The payment-improvement cohort took shorter terms during the peak rate years - primarily one-to-three-year and three-to-five-year fixed between mid-2022 and mid-2024. Their renewals fall mostly between now and 2028. As CMP reported earlier this year, TD Economics specifically flagged this group: "borrowers who took out a fixed-rate mortgage with a term under five years around 2023 or 2024 are much less likely to see their mortgage payments shoot dramatically upwards."
The Bank of Canada's own analysis, as documented by CMP, made the same point: borrowers renewing in 2026 face materially lower rate increases than those who renewed in 2024 or 2025, precisely because the 2026 cohort includes more people who locked in at peak-rate terms.
Why the improvement cohort needs outreach too
Here's the part that's easy to miss. Payment-increase clients feel the urgency - they know something uncomfortable is coming. Payment-improvement clients don't. Their rate is about to fall, their budget is improving, and their instinct is to just take whatever renewal offer their current lender sends. They're not stressed, so they don't call their broker.
That passivity is exactly where the bank's retention team has its advantage. The bank sends a letter, the client signs it, and the broker never gets the call - because from the client's perspective, things are fine.
But "fine" isn't the same as "best available." A client who locks in at their lender's renewal rate when the whole market is offering something cheaper has left real money on the table. The broker who reaches that client first - with a straightforward message that their rate is about to improve and they should make sure they capture all of that improvement, not just part of it - is offering something valuable. Sushanta Sen of MCAP said it well at the Canadian Mortgage Summit, as CMP reported: "I'm talking really early. Not 90 days - even sooner than that."
The clients in your CRM who took fixed terms between mid-2022 and mid-2024 are the ones to look at. Flag the maturity dates. Get in touch six months out. The conversation practically writes itself.
The next wave is already being written
One more thing worth noting. The $24.5 billion in uninsured three-to-five-year fixed mortgages advanced in April 2026 alone will themselves come up for renewal between 2029 and 2031. Nobody knows what rates will look like then.
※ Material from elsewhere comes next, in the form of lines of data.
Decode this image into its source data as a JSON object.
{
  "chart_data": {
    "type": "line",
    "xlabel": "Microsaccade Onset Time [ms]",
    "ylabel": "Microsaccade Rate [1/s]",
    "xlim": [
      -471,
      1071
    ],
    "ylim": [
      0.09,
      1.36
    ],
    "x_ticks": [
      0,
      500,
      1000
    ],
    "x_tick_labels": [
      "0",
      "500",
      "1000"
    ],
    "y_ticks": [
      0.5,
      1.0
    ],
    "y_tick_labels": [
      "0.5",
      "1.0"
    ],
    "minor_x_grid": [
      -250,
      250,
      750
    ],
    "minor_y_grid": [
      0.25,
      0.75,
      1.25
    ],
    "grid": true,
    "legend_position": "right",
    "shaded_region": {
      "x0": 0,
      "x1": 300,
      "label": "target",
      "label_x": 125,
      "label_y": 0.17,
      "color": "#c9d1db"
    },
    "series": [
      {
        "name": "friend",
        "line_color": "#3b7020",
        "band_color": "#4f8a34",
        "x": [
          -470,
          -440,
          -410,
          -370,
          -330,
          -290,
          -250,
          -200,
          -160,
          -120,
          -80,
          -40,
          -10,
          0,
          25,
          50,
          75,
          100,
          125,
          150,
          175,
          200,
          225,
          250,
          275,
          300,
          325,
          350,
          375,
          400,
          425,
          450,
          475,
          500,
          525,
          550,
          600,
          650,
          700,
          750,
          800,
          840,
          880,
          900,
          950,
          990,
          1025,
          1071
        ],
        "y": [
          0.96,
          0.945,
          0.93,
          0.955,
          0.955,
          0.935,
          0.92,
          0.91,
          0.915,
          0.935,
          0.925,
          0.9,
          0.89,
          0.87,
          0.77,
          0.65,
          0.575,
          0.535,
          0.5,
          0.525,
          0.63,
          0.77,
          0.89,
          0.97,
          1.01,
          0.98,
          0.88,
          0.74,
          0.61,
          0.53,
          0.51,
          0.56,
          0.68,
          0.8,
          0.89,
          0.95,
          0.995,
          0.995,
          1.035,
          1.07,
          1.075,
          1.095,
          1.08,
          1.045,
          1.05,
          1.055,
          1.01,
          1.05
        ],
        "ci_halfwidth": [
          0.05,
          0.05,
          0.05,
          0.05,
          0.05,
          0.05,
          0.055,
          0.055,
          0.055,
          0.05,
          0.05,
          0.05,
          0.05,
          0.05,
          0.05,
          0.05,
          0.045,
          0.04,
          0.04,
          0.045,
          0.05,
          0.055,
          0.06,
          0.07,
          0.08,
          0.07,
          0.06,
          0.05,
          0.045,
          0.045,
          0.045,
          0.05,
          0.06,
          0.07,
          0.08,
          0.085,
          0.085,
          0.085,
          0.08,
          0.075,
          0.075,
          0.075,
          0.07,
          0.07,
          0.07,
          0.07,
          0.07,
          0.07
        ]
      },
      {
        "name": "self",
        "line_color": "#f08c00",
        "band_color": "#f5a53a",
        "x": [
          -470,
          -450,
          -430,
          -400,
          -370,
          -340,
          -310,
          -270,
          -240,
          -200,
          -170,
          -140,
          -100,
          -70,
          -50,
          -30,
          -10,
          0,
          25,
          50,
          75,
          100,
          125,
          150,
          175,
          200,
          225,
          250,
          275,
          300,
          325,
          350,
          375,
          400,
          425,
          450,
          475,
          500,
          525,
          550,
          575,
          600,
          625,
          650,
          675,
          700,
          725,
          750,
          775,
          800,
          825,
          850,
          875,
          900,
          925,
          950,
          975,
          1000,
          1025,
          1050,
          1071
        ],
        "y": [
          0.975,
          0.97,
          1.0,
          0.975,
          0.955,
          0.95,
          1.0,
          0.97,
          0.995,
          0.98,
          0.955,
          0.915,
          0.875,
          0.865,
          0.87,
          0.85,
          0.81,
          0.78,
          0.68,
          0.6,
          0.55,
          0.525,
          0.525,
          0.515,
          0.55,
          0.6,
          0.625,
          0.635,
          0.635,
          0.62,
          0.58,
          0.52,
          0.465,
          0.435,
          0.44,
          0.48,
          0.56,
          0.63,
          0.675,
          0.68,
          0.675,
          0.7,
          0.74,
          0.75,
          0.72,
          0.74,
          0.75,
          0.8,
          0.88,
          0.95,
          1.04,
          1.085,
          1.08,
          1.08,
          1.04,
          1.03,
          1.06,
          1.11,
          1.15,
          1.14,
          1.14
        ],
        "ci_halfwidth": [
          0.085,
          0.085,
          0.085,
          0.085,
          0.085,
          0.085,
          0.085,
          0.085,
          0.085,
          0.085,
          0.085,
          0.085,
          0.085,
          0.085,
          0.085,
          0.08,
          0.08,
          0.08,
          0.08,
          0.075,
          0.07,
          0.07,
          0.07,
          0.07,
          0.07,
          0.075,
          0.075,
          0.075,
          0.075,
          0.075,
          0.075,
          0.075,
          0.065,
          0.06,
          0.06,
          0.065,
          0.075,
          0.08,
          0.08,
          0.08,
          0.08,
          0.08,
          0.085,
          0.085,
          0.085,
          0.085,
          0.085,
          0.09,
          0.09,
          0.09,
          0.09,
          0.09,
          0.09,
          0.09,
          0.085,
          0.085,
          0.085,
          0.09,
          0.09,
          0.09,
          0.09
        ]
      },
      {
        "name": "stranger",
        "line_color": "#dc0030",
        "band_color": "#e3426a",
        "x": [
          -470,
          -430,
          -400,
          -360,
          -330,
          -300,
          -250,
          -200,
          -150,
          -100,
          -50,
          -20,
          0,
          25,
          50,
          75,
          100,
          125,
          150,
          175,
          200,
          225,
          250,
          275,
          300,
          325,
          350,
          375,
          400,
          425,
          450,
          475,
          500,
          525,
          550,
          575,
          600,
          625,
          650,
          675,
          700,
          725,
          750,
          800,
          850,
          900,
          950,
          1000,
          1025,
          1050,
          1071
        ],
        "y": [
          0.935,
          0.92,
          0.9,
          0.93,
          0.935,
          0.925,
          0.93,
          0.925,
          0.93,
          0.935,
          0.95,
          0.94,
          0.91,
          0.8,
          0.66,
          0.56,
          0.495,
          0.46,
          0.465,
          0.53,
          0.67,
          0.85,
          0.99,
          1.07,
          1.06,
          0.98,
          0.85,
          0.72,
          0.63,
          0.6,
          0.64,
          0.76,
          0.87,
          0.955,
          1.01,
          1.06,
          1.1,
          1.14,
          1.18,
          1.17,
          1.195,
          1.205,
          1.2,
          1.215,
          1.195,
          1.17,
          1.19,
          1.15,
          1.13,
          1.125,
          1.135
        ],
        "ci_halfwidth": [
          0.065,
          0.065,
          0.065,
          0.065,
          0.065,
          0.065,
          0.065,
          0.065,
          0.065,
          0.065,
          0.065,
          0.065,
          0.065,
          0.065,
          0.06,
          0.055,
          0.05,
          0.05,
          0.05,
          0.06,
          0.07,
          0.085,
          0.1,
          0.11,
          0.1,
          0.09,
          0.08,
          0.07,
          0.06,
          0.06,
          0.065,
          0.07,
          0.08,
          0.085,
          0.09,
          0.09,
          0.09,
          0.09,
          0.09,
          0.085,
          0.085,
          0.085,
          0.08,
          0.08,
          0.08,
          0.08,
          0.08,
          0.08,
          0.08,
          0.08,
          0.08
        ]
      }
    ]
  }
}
But those clients are being originated right now - and the broker who closes those deals, stays in contact through the term, and shows up for the renewal conversation in 2029 is building something compounding. Shorter terms mean more frequent renewals, which means more frequent chances to demonstrate value.
Niloo Fazeli of Neighbourhood Holdings put it neatly in a May 2026 interview with CMP: "Together, we shift the focus from reacting to a renewal deadline to planning for a successful transition."
The data gives you the map. The cohort is identifiable. The rate improvement is calculable. The window is open. The only question is whether your client hears about it from you first - or from their bank.